The investigation followed serious allegations of sexual exploitation and abuse of children by French military personnel, prior to the establishment of MINUSCA – the United Nations peacekeeping operation in Central African Republic.
At the same time, the UN is proceeding with a separate internal investigation into OHCHR’s handling of the matter, including the manner in which “the confidential preliminary findings were initially communicated to external actors, and whether the names of victims, witnesses and investigators were conveyed as part of that document,” the statement continued.
As a result of the report’s release, a staff member has been placed on administrative leave with full pay pending the results of the investigation. A preliminary assessment has deemed that the staff member’s conduct “does not constitute whistleblowing.”

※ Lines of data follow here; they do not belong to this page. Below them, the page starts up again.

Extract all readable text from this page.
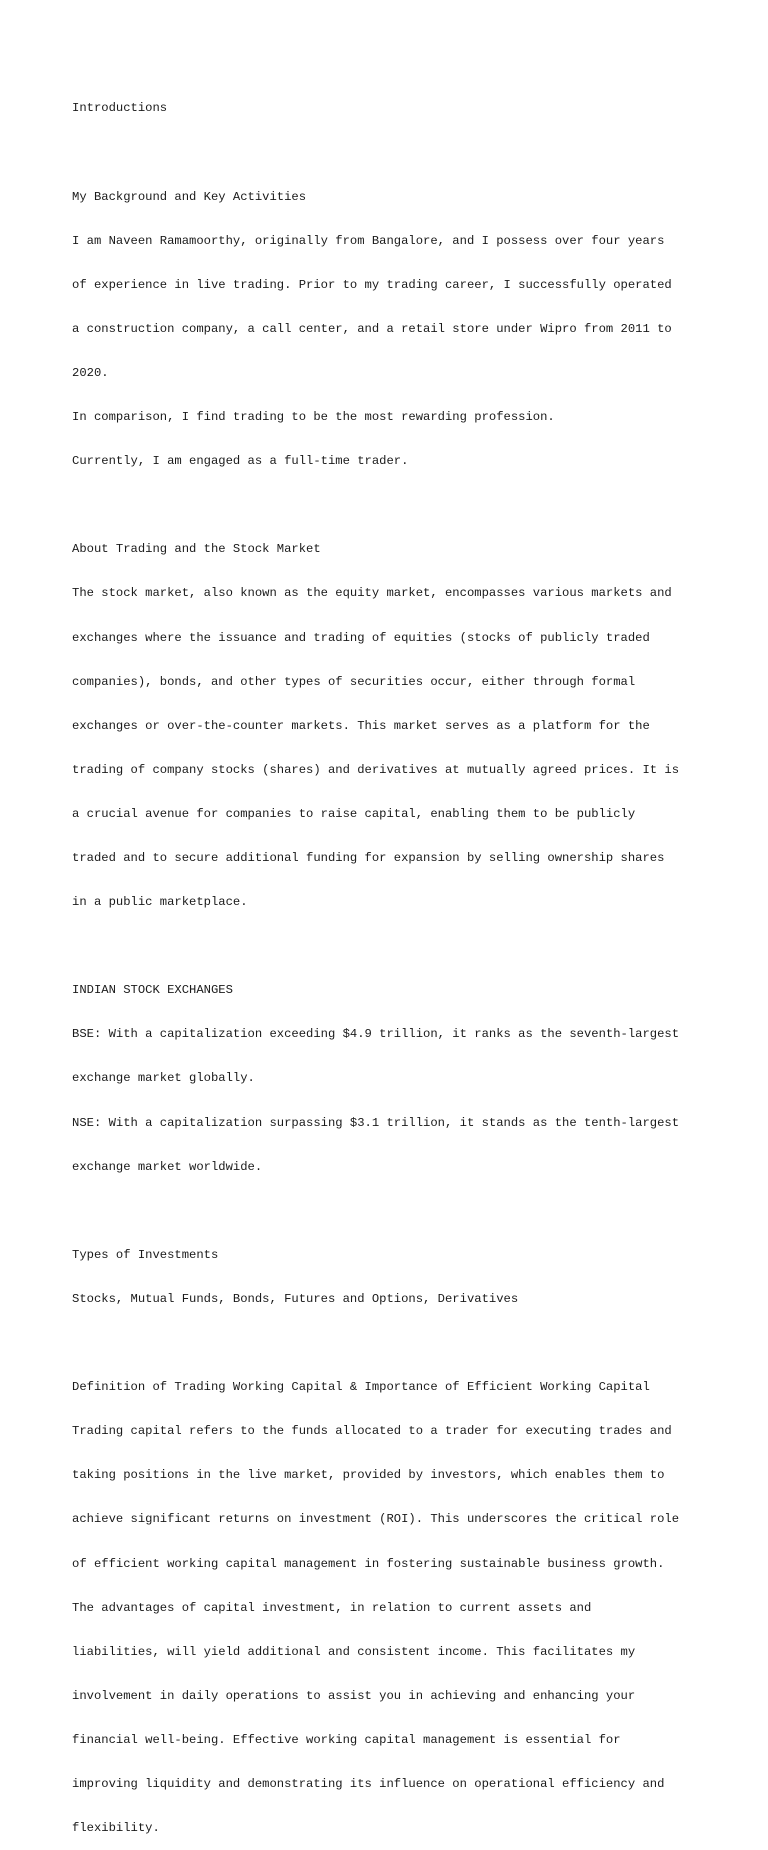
Introductions

My Background and Key Activities

I am Naveen Ramamoorthy, originally from Bangalore, and I possess over four years

of experience in live trading. Prior to my trading career, I successfully operated

a construction company, a call center, and a retail store under Wipro from 2011 to

2020.

In comparison, I find trading to be the most rewarding profession.

Currently, I am engaged as a full-time trader.

About Trading and the Stock Market

The stock market, also known as the equity market, encompasses various markets and

exchanges where the issuance and trading of equities (stocks of publicly traded

companies), bonds, and other types of securities occur, either through formal

exchanges or over-the-counter markets. This market serves as a platform for the

trading of company stocks (shares) and derivatives at mutually agreed prices. It is

a crucial avenue for companies to raise capital, enabling them to be publicly

traded and to secure additional funding for expansion by selling ownership shares

in a public marketplace.

INDIAN STOCK EXCHANGES

BSE: With a capitalization exceeding $4.9 trillion, it ranks as the seventh-largest

exchange market globally.

NSE: With a capitalization surpassing $3.1 trillion, it stands as the tenth-largest

exchange market worldwide.

Types of Investments

Stocks, Mutual Funds, Bonds, Futures and Options, Derivatives

Definition of Trading Working Capital & Importance of Efficient Working Capital

Trading capital refers to the funds allocated to a trader for executing trades and

taking positions in the live market, provided by investors, which enables them to

achieve significant returns on investment (ROI). This underscores the critical role

of efficient working capital management in fostering sustainable business growth.

The advantages of capital investment, in relation to current assets and

liabilities, will yield additional and consistent income. This facilitates my

involvement in daily operations to assist you in achieving and enhancing your

financial well-being. Effective working capital management is essential for

improving liquidity and demonstrating its influence on operational efficiency and

flexibility.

Addressing the matter in Geneva on Friday, OHCHR spokesperson Rupert Colville explained that the most important, investigation was into extremely serious allegations of sexual abuse of children by French soldiers in the Central African Republic.
That was being investigated by the French authorities. The French authorities said publicly that that investigation had started on 31 July 2014.
He explained that the second investigation was internal, and was being carried out by the UN Office of the Internal Oversight Services (OIOIS) at the request of the High Commissioner.
The investigation concerned the manner in which confidential information, and especially the identities of child victims and witnesses, as well as of the investigators, had been communicated to external actors in possible breach of strict rules that existed to protect victims, witnesses and investigators.
Obviously, that was a matter of great importance, which was why such rules existed, Colville.